ANU’s Peter Bellwood wins prestigious International Cosmos Prize
Top award once won by David Attenborough and Jane Goodall goes to Peter Bellwood for uncovering humanity’s deep history.
Peter Bellwood, the first Australian to win the annual International Cosmos Prize, attributes the achievement to his work as “a multidisciplinary historian of the pre-modern human population”.
The Australian National University archaeologist and emeritus professor won from a field of 171, including five Australians.
When he receives the prize in November in Osaka, he will join David Attenborough and Jane Goodall in receiving the honour, for work that fits with the theme of the “harmonious coexistence between nature and humankind”.
“If you’re trying to write something about humans in the past, you can’t just look at archaeology or history,” Professor Bellwood says. ““For the human past, let’s say within the past 10,000 years since food production appeared in different parts of the world, you have to look at comparative linguistics — what languages did they speak? What do their bones and genes tell us?”
The natural sciences can also tell us the animals and plants that were consumed and the climates and environments within which they were propagated.
The Cosmos committee listed Professor Bellwood’s major achievements as his work on the origins and migrations of the Polynesian peoples of the Pacific Ocean; on human adaptation to island environments in Southeast Asia and the Pacific; and comparative research on the origins and spread of farming.
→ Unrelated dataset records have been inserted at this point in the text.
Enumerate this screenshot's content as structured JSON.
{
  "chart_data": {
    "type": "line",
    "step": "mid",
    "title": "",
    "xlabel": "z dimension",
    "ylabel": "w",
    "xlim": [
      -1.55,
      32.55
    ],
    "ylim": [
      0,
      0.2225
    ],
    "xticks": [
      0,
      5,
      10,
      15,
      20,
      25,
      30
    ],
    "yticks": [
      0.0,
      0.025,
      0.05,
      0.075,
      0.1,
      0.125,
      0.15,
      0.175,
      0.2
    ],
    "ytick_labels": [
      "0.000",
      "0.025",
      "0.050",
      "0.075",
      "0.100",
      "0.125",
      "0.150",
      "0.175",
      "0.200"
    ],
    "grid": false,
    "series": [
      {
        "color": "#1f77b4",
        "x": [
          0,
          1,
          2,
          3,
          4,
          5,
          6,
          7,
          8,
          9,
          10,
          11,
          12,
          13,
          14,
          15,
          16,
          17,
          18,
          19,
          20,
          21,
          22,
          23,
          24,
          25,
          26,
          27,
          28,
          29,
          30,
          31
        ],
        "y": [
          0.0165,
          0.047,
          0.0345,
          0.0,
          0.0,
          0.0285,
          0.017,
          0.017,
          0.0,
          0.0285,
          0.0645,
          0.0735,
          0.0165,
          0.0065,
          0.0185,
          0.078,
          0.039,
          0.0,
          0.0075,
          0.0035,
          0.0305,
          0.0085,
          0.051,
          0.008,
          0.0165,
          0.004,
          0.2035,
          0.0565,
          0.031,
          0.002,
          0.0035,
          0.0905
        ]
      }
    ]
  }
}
The last of these, known as the early farming dispersal hypothesis, was formulated with UK colleague Colin Renfrew.
“The big question here is: ‘how did ancient peoples, and their languages, spread?’” Professor Bellwood says. The theory holds that many languages, and families of related languages, in different parts of the world, spread as their speakers developed food production with domesticated plants and animals and so increased their populations that it became necessary to send settlers into new territories.
In the early 1980s he wrote about the Austronesians, who spoke about 1250 related languages spread all over the Pacifics and Southeast Asia, a vast language family like the Indo-European one that English belongs to, with many others.
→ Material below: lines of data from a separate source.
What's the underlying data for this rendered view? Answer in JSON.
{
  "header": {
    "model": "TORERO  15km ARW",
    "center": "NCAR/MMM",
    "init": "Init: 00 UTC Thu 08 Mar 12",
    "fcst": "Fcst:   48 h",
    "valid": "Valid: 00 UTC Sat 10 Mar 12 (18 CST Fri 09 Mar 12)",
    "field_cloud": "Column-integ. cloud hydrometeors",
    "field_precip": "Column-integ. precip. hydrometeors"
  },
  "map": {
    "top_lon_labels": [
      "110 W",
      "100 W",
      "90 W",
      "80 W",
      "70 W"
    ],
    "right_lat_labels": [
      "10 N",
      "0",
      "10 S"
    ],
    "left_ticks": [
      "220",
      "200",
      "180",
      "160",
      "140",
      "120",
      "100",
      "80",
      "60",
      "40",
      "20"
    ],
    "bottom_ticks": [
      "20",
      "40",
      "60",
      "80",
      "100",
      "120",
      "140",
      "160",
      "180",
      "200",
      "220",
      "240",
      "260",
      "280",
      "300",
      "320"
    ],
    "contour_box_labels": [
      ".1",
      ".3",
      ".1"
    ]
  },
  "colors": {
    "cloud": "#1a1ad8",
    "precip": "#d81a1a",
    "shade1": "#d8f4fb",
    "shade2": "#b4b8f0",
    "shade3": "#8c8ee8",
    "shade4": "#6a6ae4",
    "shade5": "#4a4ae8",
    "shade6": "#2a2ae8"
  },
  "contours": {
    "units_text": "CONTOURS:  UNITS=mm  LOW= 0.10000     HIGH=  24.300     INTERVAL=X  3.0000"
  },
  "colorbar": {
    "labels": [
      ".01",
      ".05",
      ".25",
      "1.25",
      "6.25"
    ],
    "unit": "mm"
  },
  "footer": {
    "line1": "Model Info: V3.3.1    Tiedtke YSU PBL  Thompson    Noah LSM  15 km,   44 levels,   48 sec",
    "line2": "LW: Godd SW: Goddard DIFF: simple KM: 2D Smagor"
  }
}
“Colin and I had a big conference in Cambridge in 2001 to discuss these issues. I quickly realised that the rest of the world also contained very large language families, so I adapted my understanding of … the Austronesians to try to explain developments with farming in the rest of the world.”
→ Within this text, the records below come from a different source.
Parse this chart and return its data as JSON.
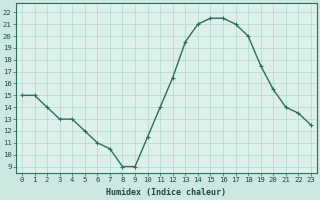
{
  "x": [
    0,
    1,
    2,
    3,
    4,
    5,
    6,
    7,
    8,
    9,
    10,
    11,
    12,
    13,
    14,
    15,
    16,
    17,
    18,
    19,
    20,
    21,
    22,
    23
  ],
  "y": [
    15,
    15,
    14,
    13,
    13,
    12,
    11,
    10.5,
    9,
    9,
    11.5,
    14,
    16.5,
    19.5,
    21,
    21.5,
    21.5,
    21,
    20,
    17.5,
    15.5,
    14,
    13.5,
    12.5
  ],
  "line_color": "#2d6e60",
  "marker_color": "#2d6e60",
  "bg_color": "#cce8e0",
  "grid_color": "#b0d8d0",
  "plot_bg_color": "#ddf0ea",
  "xlabel": "Humidex (Indice chaleur)",
  "ylabel_ticks": [
    9,
    10,
    11,
    12,
    13,
    14,
    15,
    16,
    17,
    18,
    19,
    20,
    21,
    22
  ],
  "ylim": [
    8.5,
    22.8
  ],
  "xlim": [
    -0.5,
    23.5
  ],
  "xtick_labels": [
    "0",
    "1",
    "2",
    "3",
    "4",
    "5",
    "6",
    "7",
    "8",
    "9",
    "10",
    "11",
    "12",
    "13",
    "14",
    "15",
    "16",
    "17",
    "18",
    "19",
    "20",
    "21",
    "22",
    "23"
  ],
  "linewidth": 1.0,
  "markersize": 2.5,
  "xlabel_fontsize": 6.0,
  "tick_fontsize": 5.2
}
Migrant populations took not only their farming methods and languages, but their bones and genes. “A great deal of what I read in online journals nowadays is concerned with the analysis of ancient DNA recovered from well-preserved bones of the dead.”
These days he describes himself as a human population historian. His coming book, The Five Million Year Odyssey, is “about everything from Australopithecus to modern humans. How did the ancient hominin species form and spread, why did so many, apart from us (Homo sapiens), become extinct?”